Enormemente enojado, Perico continuó cabalgando. Después de un par de leguas, se encontró con un quincallero amigo suyo, al que no veía desde hacía muchísimo tiempo. Ricardo, que era el nombre del quincallero, le dijo:
– ¿Cómo tú por esta tierras? ¿es que ya te han desterrado de Castilla, eh?
Perico, con gran fervor, le contestó:
– Ya ves, un encargo de mi señor, que me ha enviado a Cárdena por un asunto del que no te puedo hablar.
A Ricardo le cambió la cara, y le advirtió:
– Vengo ahora de Cárdena, y los soberanos de Sevilla han dispuesto un cerco alrededor, y el rey sevillano cuenta con una mesnada que tiene orden de matar a todo aquel que intente entrar el Cárdena.
Perico, sin preocuparse demasiado, le dijo:
– Ya me las ingeniaré para entrar sin ser visto. Bueno, debo continuar. ¡Que te vaya bien, buen amigo!
– Adiós Perico, ¡y ten mucho cuidado!
Perico continuó yendo hacia Cárdena. Al anochecer llegó a sus cercanías y vio el cerco que estaba montado y pensó: «esto va a ser más difícil de lo que pensaba«.
Era de madrugada. Perico decidió pasar el cerco y, cuando solo le faltaban unos doscientos metros para conseguirlo, un soldado le agarró por la espalda y le arrastró hasta la tienda de su señor. Allí quedó recluido hasta la mañana siguiente, en la que el mismo soldado que le había apresado la noche anterior, le llevó ante un juez y se dio cuenta de que estaba en un palenque y de que se iba a celebrar un litigio en su contra, por haber intentado entrar en Cárdena.

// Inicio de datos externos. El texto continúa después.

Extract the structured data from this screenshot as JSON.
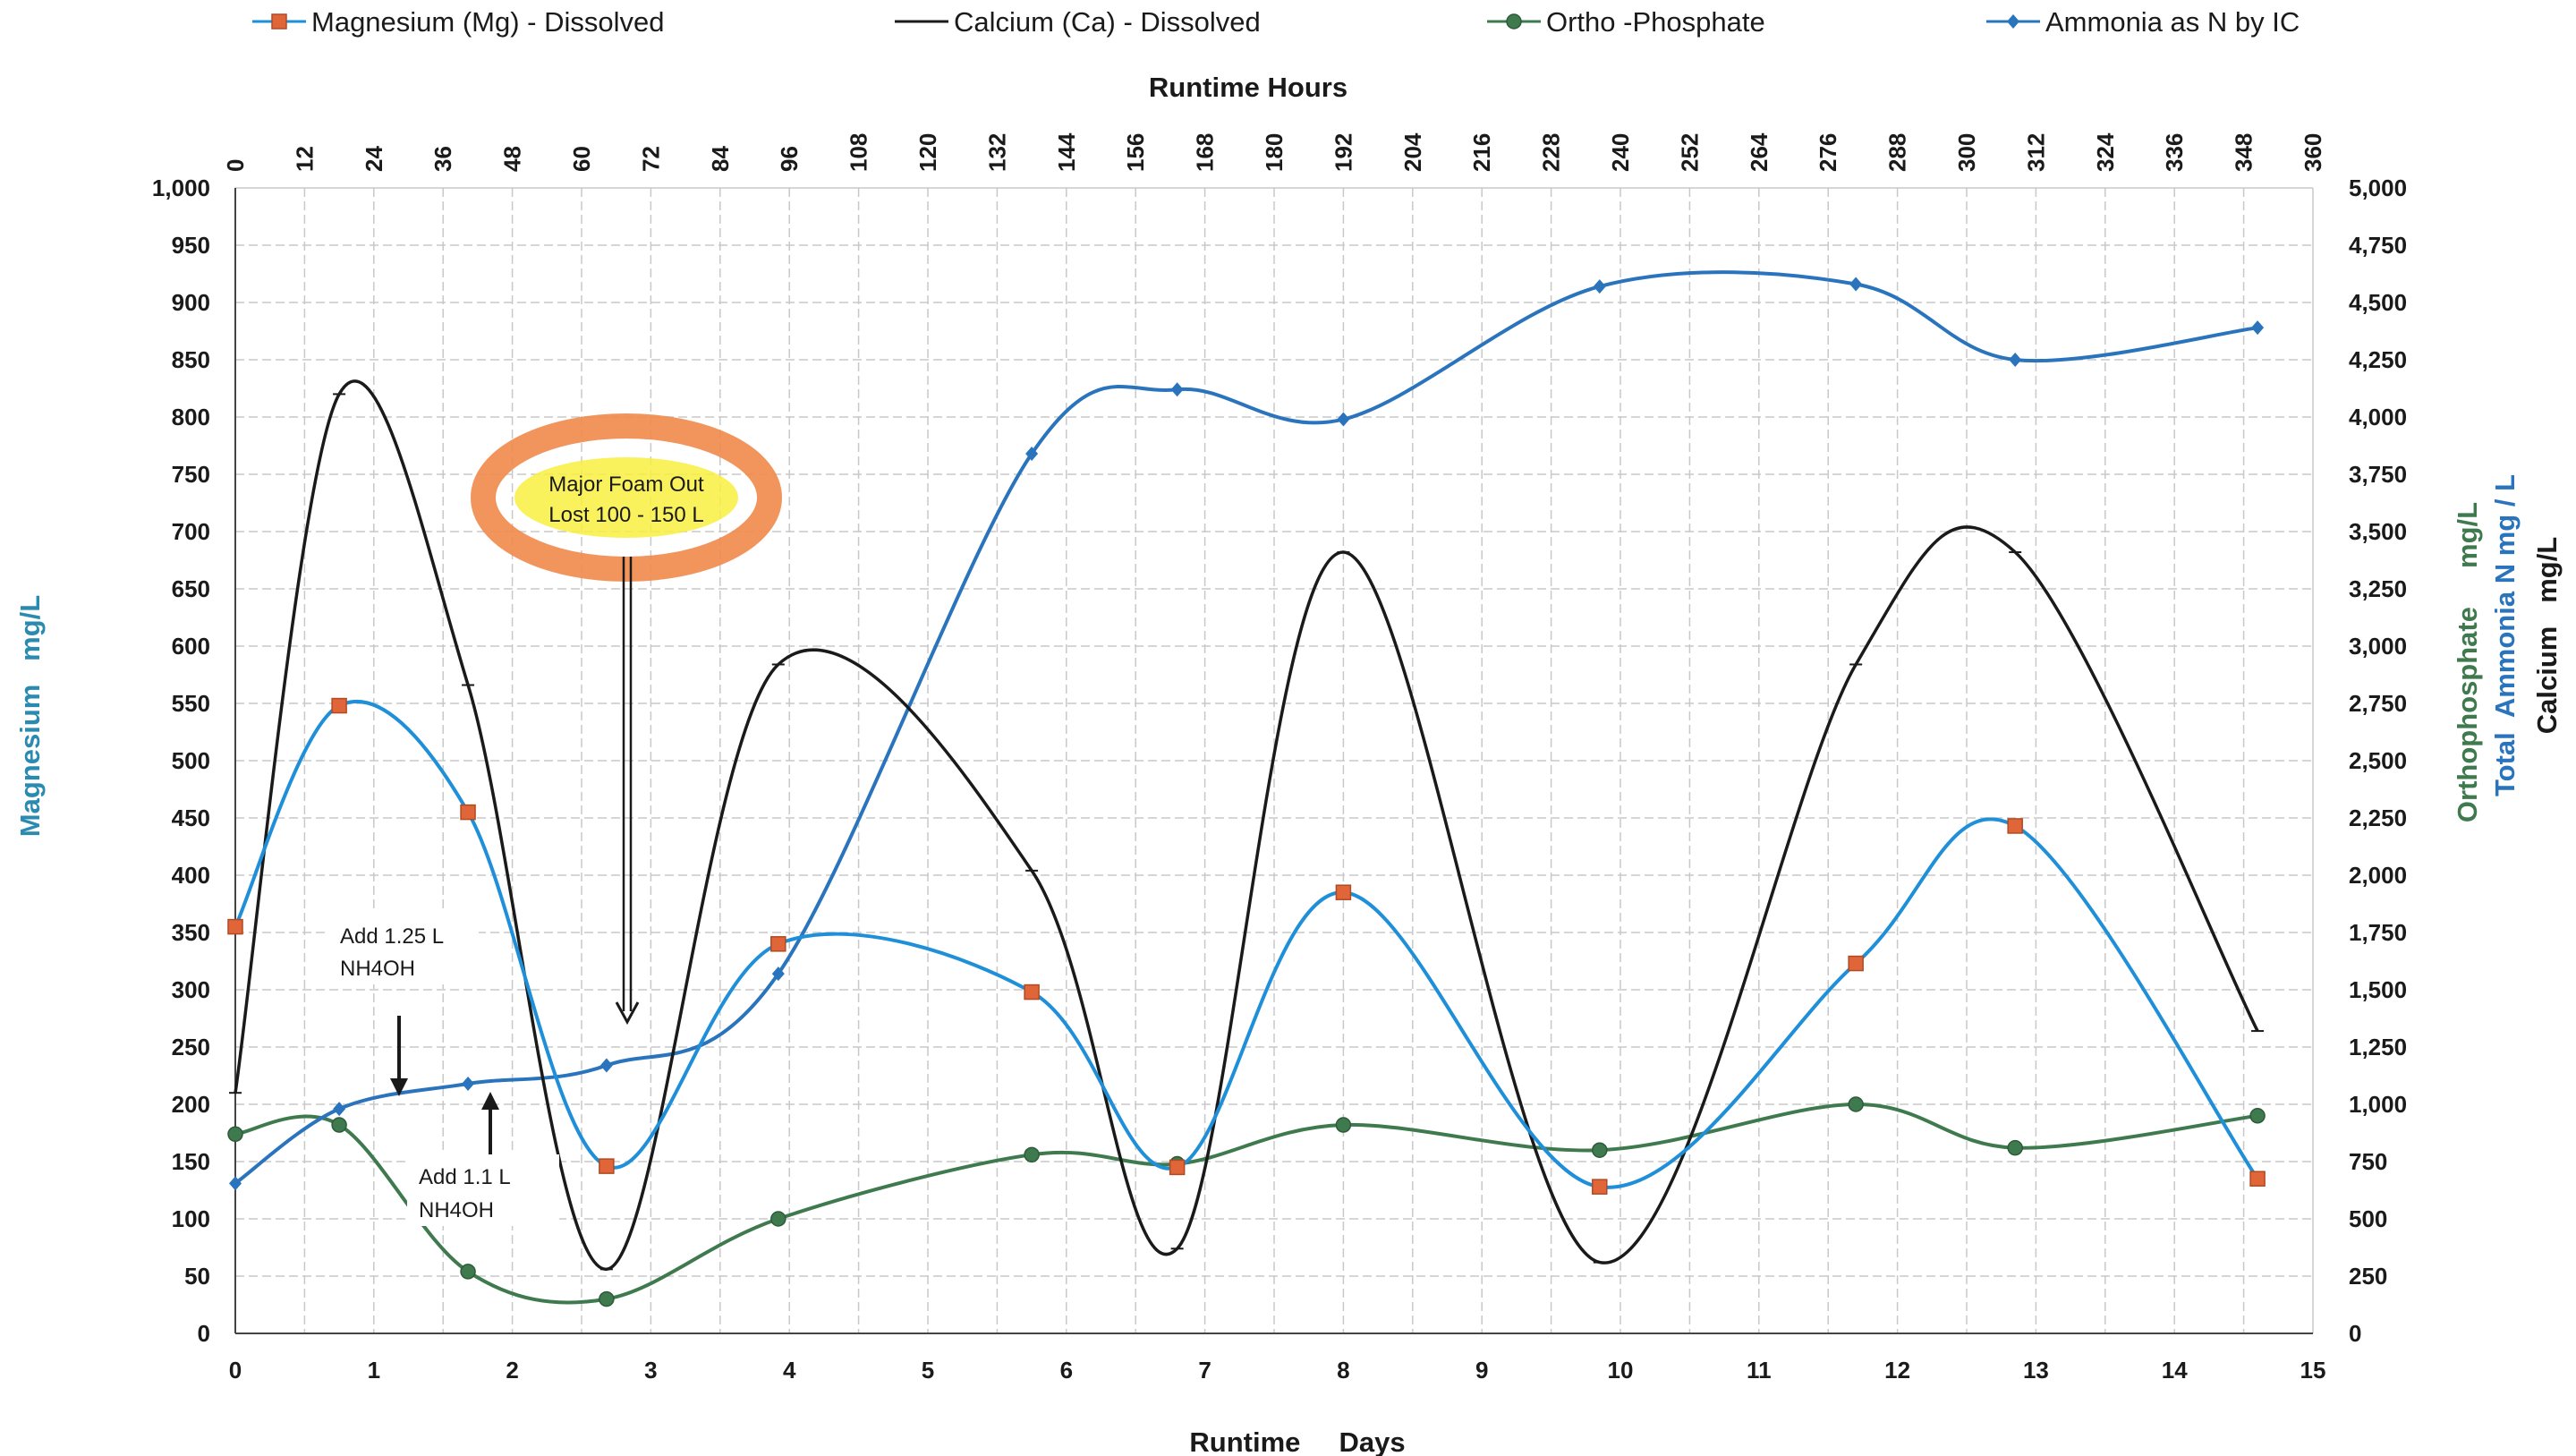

El juez comenzó:
– Por la jurisdicción que se me ha otorgado, y según el Fuero Nuevo, declaro el día 3 de agosto de 1083, que este hombre es condenado a ser decapitado públicamente. La sentencia se hará efectiva mañana a mediodía.
Perico rompió a llorar, recordando las advertencias de su amigo Ricardo. Entre llanto y llanto, balbuceó:
– Antes de morir quiero saber quién mató al príncipe de Aragón, si fue el rey Oshama-Petilam, o fue su visir. Por favor, díganmelo, pues, si no, no moriré tranquilo y mi alma no descansará en paz.
Nadie le dijo nada. Había llegado el día fatal. Todo estaba listo: la gente en las graderías, Perico en el centro de la arena, y el verdugo a su lado, empuñando un hacha. Se hizo el silencio entre la multitud y el verdugo levantó el brazo. Antes de asestar el golpe fatal, susurró:
– Fue el visir.
Y el hacha cayó, haciendo rodar sobre la arena la cabeza del pobre Perico, que pasó de ver un hermoso futuro junto a la princesa Gertrudis, a sentir el frío acero que le quitaba la vida.